An investigative report by French daily paper Le Monde has uncovered what it calls the "French Big Brother": Its own local version of the PRISM-like systems in place in the and the .
Le Monde's report states that French external intelligence agency the Directorate-General for External Security (DGSE) has been intercepting metadata from phone calls, emails, and internet activity from domestic services, as well as between France and other countries.
The information was captured and stored in a database in servers that a total of six French intelligence agencies and Paris' prefectural police have access to. The other agencies are the Directorate of Military Intelligence (DRM), the Directorate of Protection and Security of Defense (DPSD), the Central Directorate of Internal Security (DCRI), the Directorate of National Intelligence and Customs Investigations (DNRED), and the country's anti-fraud division, Tracfin.
It is believed that the data is compressed and stored in a datacentre spanning three floors in DGSE's basement. Le Monde has linked the PRISM-eque system to DGSE's supercomputer, which its technical director Bernard Barbier has previously spoken about.
According to Le Monde, the supercomputer is able to process tens of millions of gigabytes of data, and generates enough thermal energy to heat DGSE's buildings.
Le Monde named Google, Facebook, Twitter, Microsoft, Apple, and Yahoo as a few of the sites that French intelligence services are tapping as part of their signals intelligence operations. The paper's report further claims that the metadata is being used to determine the relationships and connections that people have with others to help provide intelligence as to whether it would be appropriate to conduct more overt forms of surveillance, such as phone tapping, presumably for the actual content.

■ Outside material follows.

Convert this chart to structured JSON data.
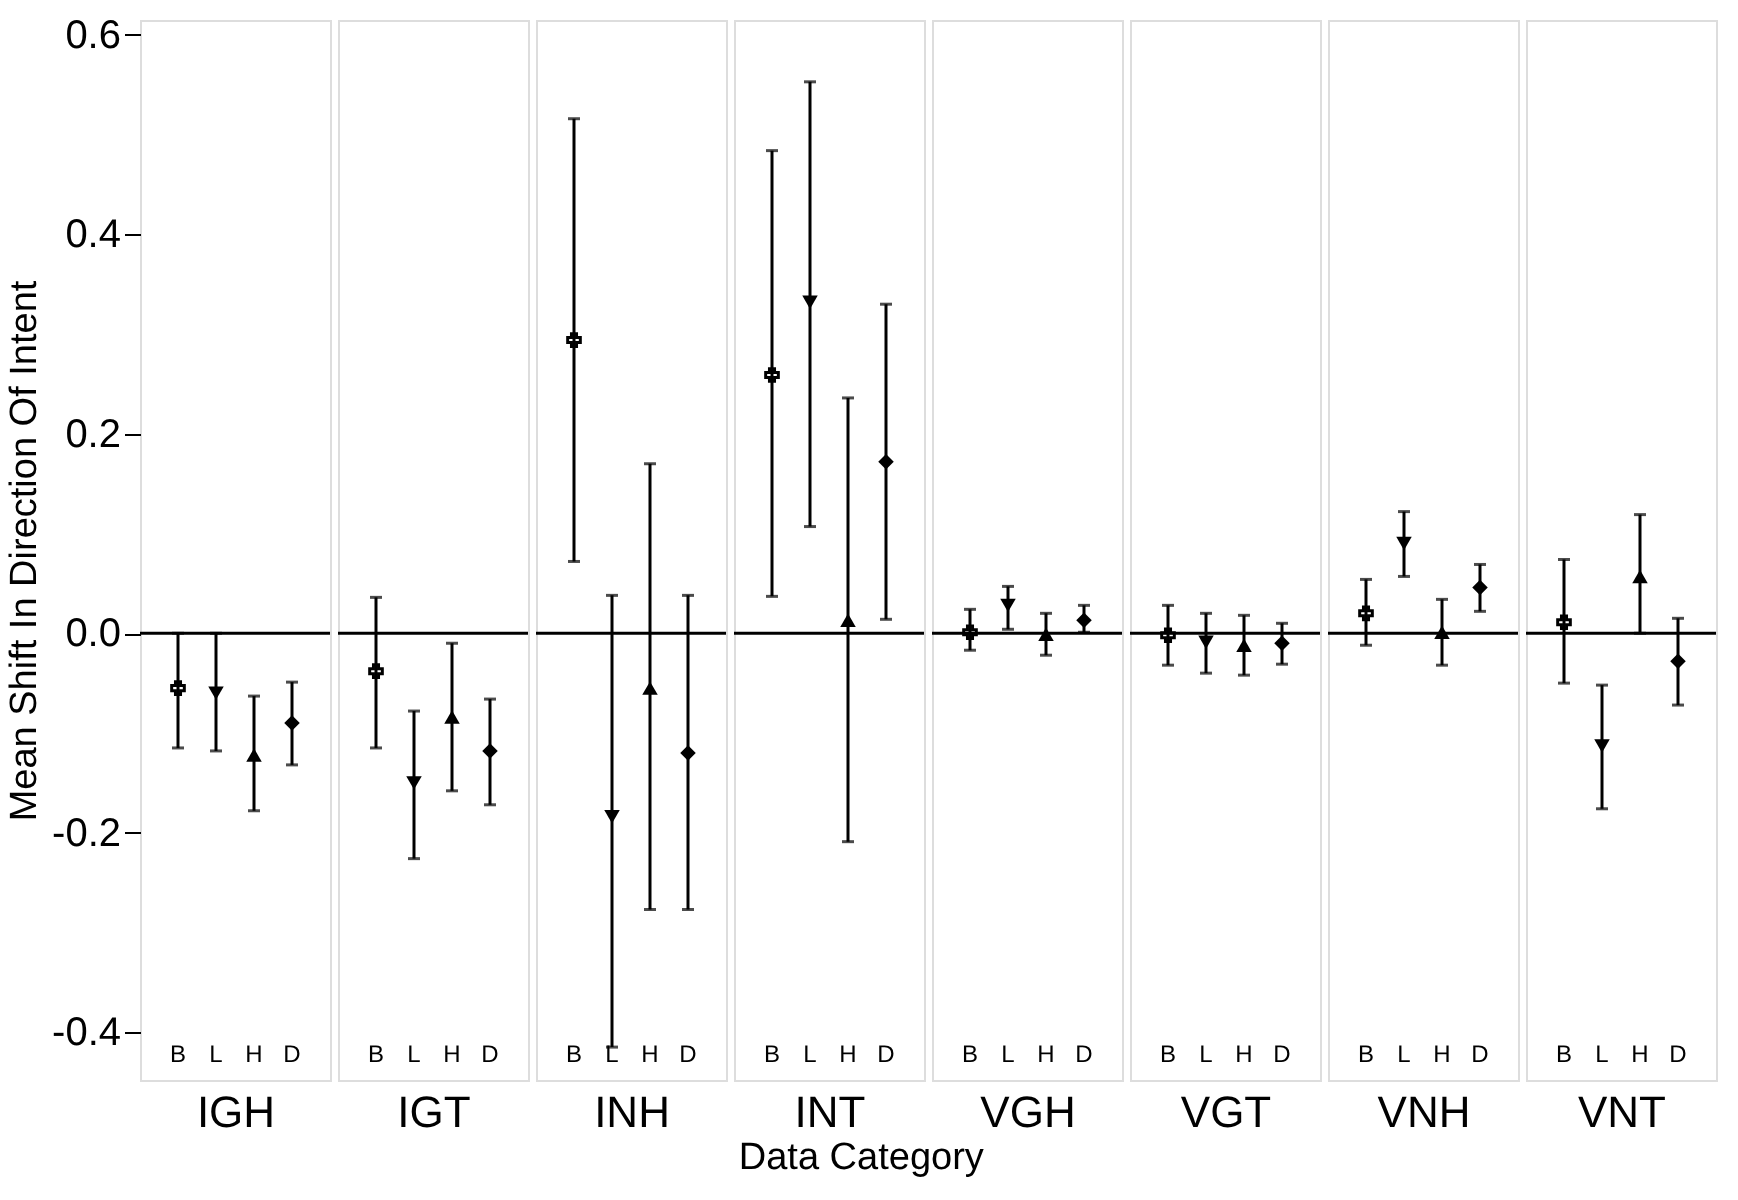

As for the legality of such a system, intercepts are meant to require the authorisation of the prime minister or only after the French National Consultative Commission for Security Interceptions recommends such a course of action. An unnamed source reported to Le Monde, however, that due to the "legal vagueness surrounding metadata", intelligence agencies have been able to store information without technically breaking the law.